ICE Finds Another Border Tunnel, But Well After Construction Ended

By David North on November 17, 2011

Once again the ICE press operation is ballyhooing an event that might better be regarded as a failure of our border control authorities.

In its press release of yesterday ICE tells the world, happily, that it found another tunnel, this one 400-yards long, near the port of entry on the Otay Mesa south of San Diego.

This was no small scale operation; it was, according to the release: "equipped with structural supports, electricity and ventilation." Unlike an earlier one found nearby, this one does not have a small railway truck running through it, as we reported in a blog last year.

Federal agents spotted a truck pulling away from a warehouse near the port of entry, and had the California Highway Patrol stop it on its way north. There were two men inside the truck, and three tons of marijuana; the contraband apparently had been hauled through the tunnel.

Based on that seizure, agents got a warrant to raid the warehouse; then they found the entrance to the tunnel and six and a half more tons of marijuana.

No one knows how many more shipments of drugs, and maybe illegal aliens, flowed through the tunnel and the warehouse before the operation was closed.

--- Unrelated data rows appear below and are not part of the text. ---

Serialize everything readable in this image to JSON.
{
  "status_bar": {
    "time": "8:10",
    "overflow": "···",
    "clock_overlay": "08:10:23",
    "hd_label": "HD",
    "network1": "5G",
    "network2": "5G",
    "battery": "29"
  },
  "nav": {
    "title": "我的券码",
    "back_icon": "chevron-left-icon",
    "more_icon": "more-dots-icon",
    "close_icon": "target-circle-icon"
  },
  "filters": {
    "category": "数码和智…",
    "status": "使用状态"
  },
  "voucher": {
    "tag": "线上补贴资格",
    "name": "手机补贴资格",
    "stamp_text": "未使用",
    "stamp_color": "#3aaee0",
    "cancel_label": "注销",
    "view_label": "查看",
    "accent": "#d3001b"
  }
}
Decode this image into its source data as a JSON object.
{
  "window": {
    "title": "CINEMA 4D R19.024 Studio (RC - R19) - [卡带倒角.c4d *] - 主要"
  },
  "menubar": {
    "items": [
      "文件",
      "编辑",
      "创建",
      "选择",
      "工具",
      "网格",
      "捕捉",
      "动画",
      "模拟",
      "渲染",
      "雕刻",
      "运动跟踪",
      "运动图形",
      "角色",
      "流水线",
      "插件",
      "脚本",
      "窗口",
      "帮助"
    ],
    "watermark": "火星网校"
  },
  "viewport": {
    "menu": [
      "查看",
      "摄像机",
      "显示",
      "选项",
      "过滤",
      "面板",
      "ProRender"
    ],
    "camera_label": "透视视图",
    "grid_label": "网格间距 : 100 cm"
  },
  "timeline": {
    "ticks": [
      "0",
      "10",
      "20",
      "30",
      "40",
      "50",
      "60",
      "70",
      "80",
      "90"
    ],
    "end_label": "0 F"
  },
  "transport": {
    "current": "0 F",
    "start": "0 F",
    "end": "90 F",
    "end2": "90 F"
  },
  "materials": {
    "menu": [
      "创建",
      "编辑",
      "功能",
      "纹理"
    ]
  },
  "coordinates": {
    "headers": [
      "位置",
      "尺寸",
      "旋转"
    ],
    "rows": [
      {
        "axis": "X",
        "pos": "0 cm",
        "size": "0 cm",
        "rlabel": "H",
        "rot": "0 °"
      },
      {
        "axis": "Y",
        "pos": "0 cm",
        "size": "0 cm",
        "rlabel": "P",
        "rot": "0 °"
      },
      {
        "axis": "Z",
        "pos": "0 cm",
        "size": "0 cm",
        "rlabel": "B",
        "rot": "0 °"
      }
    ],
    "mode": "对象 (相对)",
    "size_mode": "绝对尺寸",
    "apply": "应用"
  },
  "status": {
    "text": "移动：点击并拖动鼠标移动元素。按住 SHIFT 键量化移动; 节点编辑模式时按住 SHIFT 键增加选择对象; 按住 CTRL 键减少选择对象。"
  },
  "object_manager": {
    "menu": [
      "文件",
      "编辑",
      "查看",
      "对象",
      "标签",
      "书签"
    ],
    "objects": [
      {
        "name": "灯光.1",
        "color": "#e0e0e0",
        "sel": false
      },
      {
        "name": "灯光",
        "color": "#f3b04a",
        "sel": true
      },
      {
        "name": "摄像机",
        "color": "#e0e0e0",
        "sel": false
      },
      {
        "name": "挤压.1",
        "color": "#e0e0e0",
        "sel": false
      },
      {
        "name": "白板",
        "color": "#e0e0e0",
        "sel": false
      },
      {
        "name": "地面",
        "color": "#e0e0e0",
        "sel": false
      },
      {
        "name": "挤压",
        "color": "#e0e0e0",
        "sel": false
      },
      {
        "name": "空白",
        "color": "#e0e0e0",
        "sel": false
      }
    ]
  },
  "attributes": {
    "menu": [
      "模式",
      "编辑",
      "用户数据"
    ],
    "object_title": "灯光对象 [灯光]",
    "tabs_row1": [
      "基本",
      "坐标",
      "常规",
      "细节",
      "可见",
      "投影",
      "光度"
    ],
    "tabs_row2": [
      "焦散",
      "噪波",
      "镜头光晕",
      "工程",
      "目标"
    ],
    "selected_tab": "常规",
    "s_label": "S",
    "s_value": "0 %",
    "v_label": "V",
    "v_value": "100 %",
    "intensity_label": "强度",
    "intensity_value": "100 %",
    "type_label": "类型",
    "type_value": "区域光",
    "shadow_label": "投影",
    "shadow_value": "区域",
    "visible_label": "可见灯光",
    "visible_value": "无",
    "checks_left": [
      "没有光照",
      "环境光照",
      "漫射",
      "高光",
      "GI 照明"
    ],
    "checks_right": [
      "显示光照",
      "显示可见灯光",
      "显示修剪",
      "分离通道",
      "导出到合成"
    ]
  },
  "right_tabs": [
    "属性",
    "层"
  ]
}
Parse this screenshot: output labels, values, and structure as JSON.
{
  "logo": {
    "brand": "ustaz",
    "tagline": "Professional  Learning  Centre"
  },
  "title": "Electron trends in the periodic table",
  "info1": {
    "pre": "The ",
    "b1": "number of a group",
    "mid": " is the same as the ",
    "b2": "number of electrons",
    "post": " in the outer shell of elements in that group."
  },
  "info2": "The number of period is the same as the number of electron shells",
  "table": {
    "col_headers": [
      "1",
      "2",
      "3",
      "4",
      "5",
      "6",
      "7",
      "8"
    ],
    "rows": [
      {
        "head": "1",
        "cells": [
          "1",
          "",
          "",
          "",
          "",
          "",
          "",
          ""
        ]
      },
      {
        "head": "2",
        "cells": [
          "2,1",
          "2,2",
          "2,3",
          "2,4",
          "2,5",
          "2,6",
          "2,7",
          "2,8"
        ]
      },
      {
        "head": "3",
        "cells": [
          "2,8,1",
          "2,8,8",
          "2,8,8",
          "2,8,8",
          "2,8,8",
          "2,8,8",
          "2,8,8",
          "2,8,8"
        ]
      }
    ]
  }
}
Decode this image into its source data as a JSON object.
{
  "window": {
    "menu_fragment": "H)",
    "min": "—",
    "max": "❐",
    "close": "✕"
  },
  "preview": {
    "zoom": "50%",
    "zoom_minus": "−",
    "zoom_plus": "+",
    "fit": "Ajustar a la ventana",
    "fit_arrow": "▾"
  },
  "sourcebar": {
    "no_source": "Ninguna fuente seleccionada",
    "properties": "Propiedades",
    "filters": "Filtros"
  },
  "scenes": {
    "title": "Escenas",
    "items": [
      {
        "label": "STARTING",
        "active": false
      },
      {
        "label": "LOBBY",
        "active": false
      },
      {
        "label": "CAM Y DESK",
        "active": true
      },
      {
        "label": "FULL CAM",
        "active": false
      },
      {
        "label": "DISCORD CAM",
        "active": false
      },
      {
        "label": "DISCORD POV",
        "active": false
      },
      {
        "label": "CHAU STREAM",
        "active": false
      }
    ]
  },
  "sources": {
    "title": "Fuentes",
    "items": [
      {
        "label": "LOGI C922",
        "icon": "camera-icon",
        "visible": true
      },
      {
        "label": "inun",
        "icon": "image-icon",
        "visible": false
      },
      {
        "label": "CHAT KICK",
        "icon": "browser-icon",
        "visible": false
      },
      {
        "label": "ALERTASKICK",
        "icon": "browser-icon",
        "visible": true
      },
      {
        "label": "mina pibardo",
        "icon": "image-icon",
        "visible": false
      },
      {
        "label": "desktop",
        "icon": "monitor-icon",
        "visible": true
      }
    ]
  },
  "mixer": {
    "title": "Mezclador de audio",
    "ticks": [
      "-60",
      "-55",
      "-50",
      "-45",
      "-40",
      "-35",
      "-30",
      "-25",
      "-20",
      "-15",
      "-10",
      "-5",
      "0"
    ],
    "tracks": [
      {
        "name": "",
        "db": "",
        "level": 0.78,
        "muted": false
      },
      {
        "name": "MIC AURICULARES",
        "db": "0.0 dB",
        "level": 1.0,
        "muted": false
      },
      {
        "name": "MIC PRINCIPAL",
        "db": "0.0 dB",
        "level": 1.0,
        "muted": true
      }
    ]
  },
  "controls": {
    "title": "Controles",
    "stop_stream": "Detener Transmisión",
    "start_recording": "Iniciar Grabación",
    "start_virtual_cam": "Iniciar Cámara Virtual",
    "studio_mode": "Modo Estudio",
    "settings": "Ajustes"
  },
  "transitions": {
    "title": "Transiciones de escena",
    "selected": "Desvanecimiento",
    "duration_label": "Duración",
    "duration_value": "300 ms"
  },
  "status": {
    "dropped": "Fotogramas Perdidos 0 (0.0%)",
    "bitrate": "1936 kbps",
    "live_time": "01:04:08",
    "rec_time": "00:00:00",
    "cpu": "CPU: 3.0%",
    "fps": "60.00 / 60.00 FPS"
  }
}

What troubles me about this news is the fact that this huge operation was going on in one of the two rather small areas where such tunnels have been found repeatedly – the other is at Nogales, Ariz., where the Mexican and the American towns are literally cheek-by-jowl – and that at least ten tons of marijuana had entered the U.S. before our people noticed it.

A ton of marijuana, I am told, takes up a lot more space than, say, a ton of gold.

And all of this was very near, almost under the feet of, a major DHS facility, the port of entry on the Otay Mesa (a facility I visited several times years ago).

It's not like an aircraft carrier being smuggled into a port, but it is close.

While digging a tunnel is, by definition, something that takes place out of sight, it should not be a secret to a well-staffed, well-equipped law enforcement agency.

Doesn't the Border Patrol have informants on the other side of the border who might notice truckloads of soil and rock being removed nightly from a location some 200 yards or so south of our own border?

Building a tunnel, even by hand, must produce some subterranean noise that could be picked up by electronic equipment.

Once the tunnel has reached the U.S. border it becomes – just sitting there – an underground disturbance that presumably could be detected from an aboveground detector of some kind on our side of the line. Archeologists, after all, looking at grave sites, use such equipment to detect whether soil beneath the ground level has been disturbed by human activity.

Further, the Israelis are coping with tunnels under the Gaza-Egypt Border where neither end of the tunnel is on land they control. Has the Border Patrol sent someone to that site to see what can be learned about tunnel-detection? The Israelis are good at that sort of thing.

Finally, will the U.S. government seize the property used as the U.S. end of the tunnel as a crime scene, and tear down the warehouse so that this does not happen again, in exactly the same spot?

On the other hand, better late than never.